State-owned energy company Newfoundland and Labrador Hydro has inked a two-year deal with Emera to for the latter to broker the sale of up to 250 megawatts of power from Churchill Falls into the north-eastern United States.
On the face of it, the deal looks like an arrangement to sell power on the spot market instead of the guaranteed purchase arrangement it replaces.
Premier Danny Williams said the agreements mean the province will get the “lion’s share” of the profits from the sale of the power. He said the $40 million to $80 million per year expected for the province comes after HQ and Emera Energy take their cuts.
Williams told members of the media today that, as the price of energy goes up, the revenue for the province will also increase.
By the same token, as prices go down so too would revenue, presumably.No details of the financing were released outside of estimates that Hydro would receive between $40 million and $80 million annually for the power, depending on electricity prices, the available power and the load capacity on the grid at the time of sale.
A separate five year agreement with Hydro Quebec Transenergie, owner of the Quebec energy transmission grid, facilitates the sale. News media reports have been erroneously playing up the Quebec angle on the story even though that aspect was pretty straightforward. Since the American federal energy regulator established a free markets policy in 1992, Canadian electricity markets have had to adopt what is known as an open access transit tariff for electricity that allows power to be wheeled competitively across the province at rates set by the provincial electricity regulators.
Quebec Transenergie didn’t have much choice, provided the existing grid could handle the load. by the same token it’s unclear what New Brunswick premier Shawn Graham meant when he stated that he would not stand by and allow energy to be wheeled through his province at the expense of development in his province. New Brunswick will have to abide by the same free market rules as other energy-producing provinces if it wants to sell power into the United States.
Interestingly, the sale is being handled by Newfoundland and Labrador Hydro, although the power is generated by Churchill Falls Labrador Company. While Hydro used to be the CFLCo parent, the two are now sister companies within the provincial umbrella energy corporation.
The power deal appears to replace a similar arrangement with Hydro Quebec known as the guaranteed winter availability contract. First signed in 1998, the GWAC saw Hydro recall 130 megawatts of power from Churchill Falls under the terms of the 1969 CFLCo development agreement and then re-sell the power to Hydro Quebec at a defined price far above the pernicious terms of the 1969 deal.

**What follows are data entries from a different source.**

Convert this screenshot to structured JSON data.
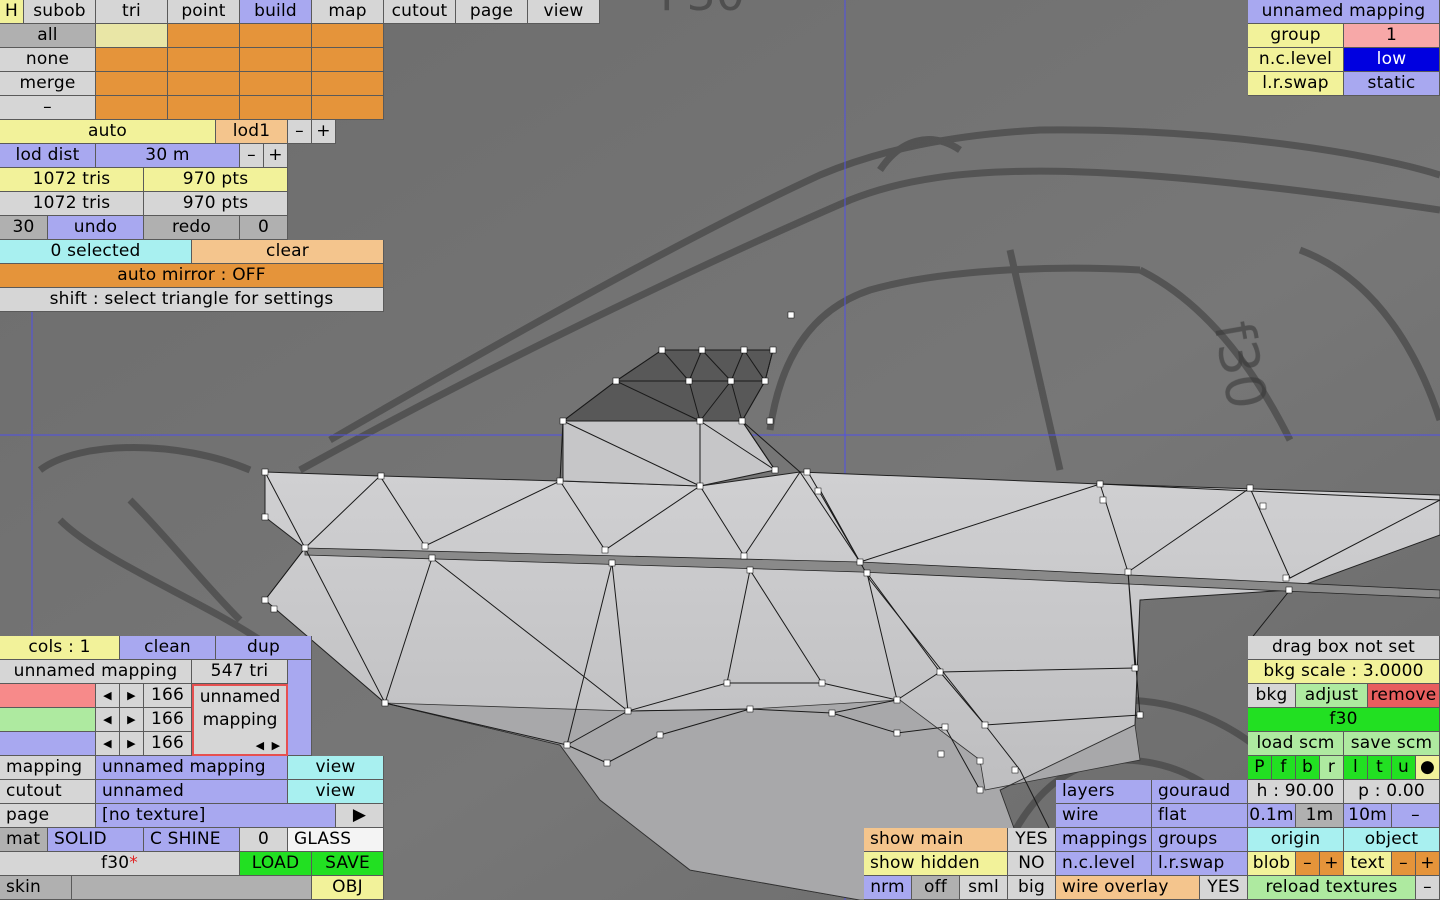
{
  "top_tabs": [
    "H",
    "subob",
    "tri",
    "point",
    "build",
    "map",
    "cutout",
    "page",
    "view"
  ],
  "select_rows": [
    "all",
    "none",
    "merge",
    "–"
  ],
  "lod": {
    "mode": "auto",
    "level": "lod1",
    "minus": "–",
    "plus": "+"
  },
  "lod_dist": {
    "label": "lod dist",
    "value": "30 m",
    "minus": "–",
    "plus": "+"
  },
  "counts": {
    "tris_a": "1072 tris",
    "pts_a": "970 pts",
    "tris_b": "1072 tris",
    "pts_b": "970 pts"
  },
  "undo_row": {
    "left_num": "30",
    "undo": "undo",
    "redo": "redo",
    "right_num": "0"
  },
  "selection": {
    "selected": "0 selected",
    "clear": "clear"
  },
  "auto_mirror": "auto mirror : OFF",
  "hint": "shift : select triangle for settings",
  "mapping_panel": {
    "title": "unnamed mapping",
    "group_label": "group",
    "group_value": "1",
    "nclevel_label": "n.c.level",
    "nclevel_value": "low",
    "lrswap_label": "l.r.swap",
    "lrswap_value": "static"
  },
  "material": {
    "cols": "cols : 1",
    "clean": "clean",
    "dup": "dup",
    "name": "unnamed mapping",
    "tri_count": "547 tri",
    "channels": [
      "166",
      "166",
      "166"
    ],
    "preview_text_1": "unnamed",
    "preview_text_2": "mapping",
    "arrow_left": "◀",
    "arrow_right": "▶",
    "rows": [
      {
        "label": "mapping",
        "value": "unnamed mapping",
        "action": "view"
      },
      {
        "label": "cutout",
        "value": "unnamed",
        "action": "view"
      },
      {
        "label": "page",
        "value": "[no texture]",
        "action": "▶"
      }
    ],
    "mat_label": "mat",
    "solid": "SOLID",
    "shine": "C SHINE",
    "shine_value": "0",
    "glass": "GLASS",
    "file": "f30",
    "modified_mark": "*",
    "load": "LOAD",
    "save": "SAVE",
    "skin": "skin",
    "obj": "OBJ"
  },
  "display": {
    "show_main": "show main",
    "show_main_value": "YES",
    "show_hidden": "show hidden",
    "show_hidden_value": "NO",
    "nrm": "nrm",
    "off": "off",
    "sml": "sml",
    "big": "big",
    "layers": "layers",
    "gouraud": "gouraud",
    "wire": "wire",
    "flat": "flat",
    "mappings": "mappings",
    "groups": "groups",
    "nclevel": "n.c.level",
    "lrswap": "l.r.swap",
    "wire_overlay": "wire overlay",
    "wire_overlay_value": "YES"
  },
  "scene": {
    "drag_box": "drag box not set",
    "bkg_scale": "bkg scale : 3.0000",
    "bkg": "bkg",
    "adjust": "adjust",
    "remove": "remove",
    "name": "f30",
    "load_scm": "load scm",
    "save_scm": "save scm",
    "views": [
      "P",
      "f",
      "b",
      "r",
      "l",
      "t",
      "u",
      "●"
    ],
    "h": "h : 90.00",
    "p": "p : 0.00",
    "steps": [
      "0.1m",
      "1m",
      "10m",
      "–"
    ],
    "origin": "origin",
    "object": "object",
    "blob": "blob",
    "text": "text",
    "minus": "–",
    "plus": "+",
    "reload": "reload textures",
    "reload_minus": "–"
  },
  "colors": {
    "orange": "#e5943a",
    "yellow": "#f2f29a",
    "blue": "#a8a8f0",
    "cyan": "#a8f0f0",
    "green": "#22e022",
    "selected_blue": "#0000e0"
  }
}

The original three-year GWAC contract was renewed for a further three years in 2001 and then for five years by the current provincial government. The five year deal expired on March 31, 2009. The five year deal generated $46 million revenues annually.
The GWAC was a way of forestalling a possible bankruptcy by CFLCo since the 1969 agreement returned insufficient revenue to keep the company solvent over time. The original news release, linked above contained a background presentation but this has disappeared from the provincial government website.
The original GWAC became the subject of some controversy with accusations arising from then opposition energy critic and current Hydro board chairman John Ottenheimer.
It is unclear from Thursday’s announcement if the GWAC and the related shareholder’s agreement within CFLCo have expired, been replaced or will be honoured in some other way. CFLCo is owned by Newfoundland and Labrador Hydro (65.8%) and Hydro Quebec (34.2%).
That information might change the claim today that Hydro captures the “lion’s share” of the revenues from the Emera deal.
Also unclear at this time is the status of the 225 megawatts of power from Churchill Falls that currently flows to western Labrador through Twin Falls Power Company. Twin Falls was a joint venture of the two iron ore companies in western Labrador and BRINCO. The power plant was shut down and TwinCo received a guaranteed price on a block of Churchill Falls power. That agreement expires in 2014.